Dinamina
- Type: Daily newspaper
- Format: Broadsheet
- Owner: Associated Newspapers of Ceylon Limited
- Editor: Gamini Jayalath
- Founded: 1909
- Language: Sinhala
- Headquarters: 35, D. R. Wijewardena Mawatha, Colombo 10, Sri Lanka
- Circulation: 75,000
- Sister newspapers: Sunday Observer Daily News Silumina Thinakaran
- Website: dinamina.lk

= Dinamina =

Sri Lankan newspaper

Dinamina (දිනමිණ) is a Sinhala language daily newspaper in Sri Lanka. It is published by the Associated Newspapers of Ceylon Limited (Lake House), a government-owned corporation. The newspaper commenced publishing in 1909. It was founded by the Sinhalese scholar H. S. Perera who acted as both owner and editor-in-chief of the paper at the outset. Upon Perera's death in December 1914, D. R. Wijewardena (who would later go on to become a prominent figure in the country's struggle for independence) bought out the company. It is now owned by the government of Sri Lanka.

The newspaper's offices were located initially at First Cross Street, Colombo, and was printed at the Lankabhimanava Vishrutha Press. Later, Wijewardene bought a larger area of land elsewhere in Colombo, and built 'Lake House' building, which then became home to the offices of the Dinamina, along with several other newspapers that Wijewardene began, including the Sri Lankan English daily, the Daily News. Despite the plethora of newspapers based in the building, it became known as the 'Dinamina Kantoruva' in Sinhala, meaning 'Dinamina Centre'. The price of a copy was three cents in Ceylonese rupees at the time of its launch.
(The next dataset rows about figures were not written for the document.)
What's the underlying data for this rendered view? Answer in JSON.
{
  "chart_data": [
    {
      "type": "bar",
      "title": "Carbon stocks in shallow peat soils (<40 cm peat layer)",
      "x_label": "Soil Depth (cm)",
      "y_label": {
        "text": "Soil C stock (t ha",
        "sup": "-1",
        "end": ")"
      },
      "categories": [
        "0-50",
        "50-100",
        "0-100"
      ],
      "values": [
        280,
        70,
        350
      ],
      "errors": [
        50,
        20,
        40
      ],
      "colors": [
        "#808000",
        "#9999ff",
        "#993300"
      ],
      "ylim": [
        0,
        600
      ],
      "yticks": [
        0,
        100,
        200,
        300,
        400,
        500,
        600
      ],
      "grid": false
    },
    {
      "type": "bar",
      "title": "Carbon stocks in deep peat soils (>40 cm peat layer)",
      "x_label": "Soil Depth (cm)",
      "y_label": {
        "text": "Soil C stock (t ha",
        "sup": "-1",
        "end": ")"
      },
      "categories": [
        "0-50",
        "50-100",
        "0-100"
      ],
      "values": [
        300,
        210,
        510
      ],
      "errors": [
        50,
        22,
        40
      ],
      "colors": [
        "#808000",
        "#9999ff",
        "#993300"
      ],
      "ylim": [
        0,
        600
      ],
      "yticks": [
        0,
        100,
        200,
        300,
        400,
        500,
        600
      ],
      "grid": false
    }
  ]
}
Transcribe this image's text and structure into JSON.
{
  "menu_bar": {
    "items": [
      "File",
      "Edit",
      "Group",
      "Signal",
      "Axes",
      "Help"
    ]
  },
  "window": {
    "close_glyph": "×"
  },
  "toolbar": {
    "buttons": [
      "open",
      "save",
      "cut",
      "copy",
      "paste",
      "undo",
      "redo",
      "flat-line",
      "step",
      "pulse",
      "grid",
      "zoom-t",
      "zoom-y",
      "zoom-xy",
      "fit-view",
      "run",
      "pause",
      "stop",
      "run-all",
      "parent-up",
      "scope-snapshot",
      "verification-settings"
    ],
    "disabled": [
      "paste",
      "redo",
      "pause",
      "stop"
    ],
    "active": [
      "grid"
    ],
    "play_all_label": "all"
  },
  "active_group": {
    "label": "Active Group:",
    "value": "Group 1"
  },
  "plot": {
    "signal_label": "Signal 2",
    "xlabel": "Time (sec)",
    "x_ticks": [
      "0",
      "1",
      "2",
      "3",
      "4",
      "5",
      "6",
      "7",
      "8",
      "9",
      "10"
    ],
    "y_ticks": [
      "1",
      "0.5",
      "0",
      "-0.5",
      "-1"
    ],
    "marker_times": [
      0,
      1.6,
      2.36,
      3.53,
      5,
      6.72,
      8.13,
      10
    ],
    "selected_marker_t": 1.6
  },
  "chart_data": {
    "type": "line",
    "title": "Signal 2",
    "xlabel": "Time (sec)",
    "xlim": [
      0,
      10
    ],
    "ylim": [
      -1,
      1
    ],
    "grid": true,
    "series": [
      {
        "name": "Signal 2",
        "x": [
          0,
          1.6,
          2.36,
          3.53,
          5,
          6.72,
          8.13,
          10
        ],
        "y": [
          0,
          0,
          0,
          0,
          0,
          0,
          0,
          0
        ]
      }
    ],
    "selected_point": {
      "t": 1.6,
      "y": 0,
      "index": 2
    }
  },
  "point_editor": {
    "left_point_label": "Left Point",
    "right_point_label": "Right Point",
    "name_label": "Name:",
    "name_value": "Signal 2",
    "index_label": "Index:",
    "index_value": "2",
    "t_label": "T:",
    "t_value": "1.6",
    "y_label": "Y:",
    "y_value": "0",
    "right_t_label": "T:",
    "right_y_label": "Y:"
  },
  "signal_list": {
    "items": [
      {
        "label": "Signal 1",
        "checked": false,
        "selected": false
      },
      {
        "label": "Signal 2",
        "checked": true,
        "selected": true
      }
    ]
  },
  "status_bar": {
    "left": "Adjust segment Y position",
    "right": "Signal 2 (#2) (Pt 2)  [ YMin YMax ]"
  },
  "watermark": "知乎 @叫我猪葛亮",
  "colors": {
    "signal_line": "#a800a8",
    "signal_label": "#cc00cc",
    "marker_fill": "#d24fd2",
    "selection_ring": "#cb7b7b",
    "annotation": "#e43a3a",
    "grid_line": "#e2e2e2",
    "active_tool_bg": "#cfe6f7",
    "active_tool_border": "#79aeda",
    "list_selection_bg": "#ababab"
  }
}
The newspaper is published as a broadsheet, with photographs printed both in color and black and white. Weekday printings include the main section, containing news on national affairs, international affairs, business, political analysis, sports, editorials and opinions. Separate sections contain classifieds, and, depending on the city it is distributed in, local (metropolitan) news. Since 26 January 2020 the editor-in-chief of the daily Dinamina is Gamini Jayalath.
Previously, it was held by Pushpa Rowel and she was the first woman to rise to the rank of the Chief Editor of a Sinhala national newspaper.